I have always believed that it you mix your high end items with your cheap items, no one can tell the difference.
It’s no fun to only shop at high-end retailers. Who wouldn’t want to get more, for less? I’d rather spend $15 on a crazy, funky shirt I will wear once, then $100 on a shirt I will feel like I have to wear a million times, and get creative every time so I don’t always wear it the same way! It’s common sense, people. PS – I just bought my new favorite skirt for summer from TARGET!
First off I think people are realizing that some things are not going to be in style for more than a season.
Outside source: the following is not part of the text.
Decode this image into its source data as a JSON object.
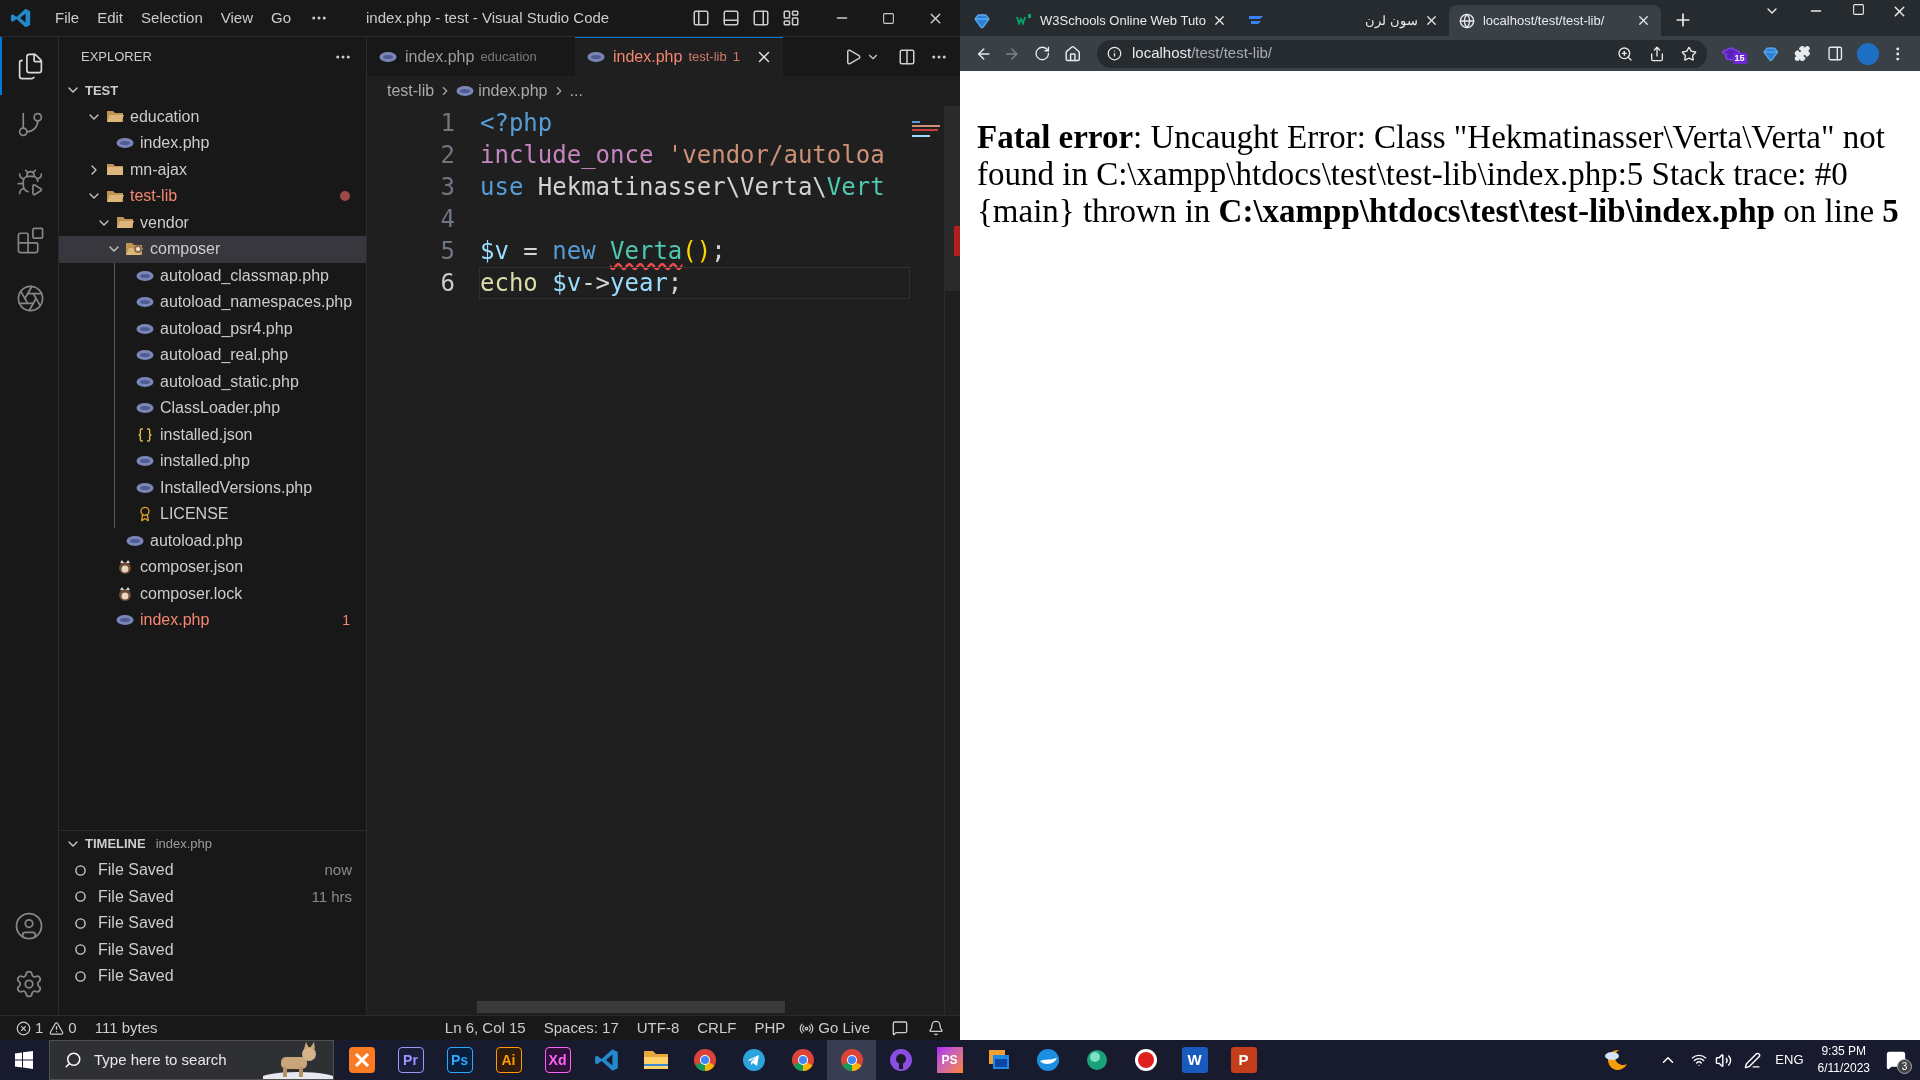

With that in mind, many bloggers and individuals turn to Zara and H&M for their clothing, yet to Barneys and Saks for shoes and bags. Bloggers are smart shoppers, therefore they invest in key pieces that can be work season after season.
Whitney, I think you are absolutely right! Not everyone can afford to splurge, therefore if bloggers only showed off their pricey items, majority of the readers wouldn’t be able to relate. I may not be able to afford the bag, but i can but the $1 t-shirt like you said and still feel pretty cool!
Yup, I think it’s pretty clear that bloggers do influence the way people shop. People see a cute outfit on blogs or in lookbooks and they want to recreate it or put their own spin on it.
I would say that I’m a mid-price shopper. Some of the more expensive clothing that I see on other blogs or magazines, I make myself.
I agree with Whitney…I love dirt cheap thrifty items w/discounted dept store items…I must say, before creating my own blog..I went to several fashion blogs and drew a lot of inspiration from OOTD’s…but I do tend to make or search for “looks for less” as well when I see expensive items..
I’m definitely all about being an “extreme cross-shopper.” In my outfit posts, I have no problem sharing with people that I buy a lot of things from Forever 21 while pairing with a pair of Gucci studded heels.
At the end of the day, you don’t have to spend a fortune to be stylish!
I am definitely a cross-shopper, but I’ve been this way for years. I thought everyone did this. I have always spurge on high-end “staple/classic” items (mostly shoes and handbags) things that I can wear year after year and season after season. Cross-shopping is just a smarter way to shop.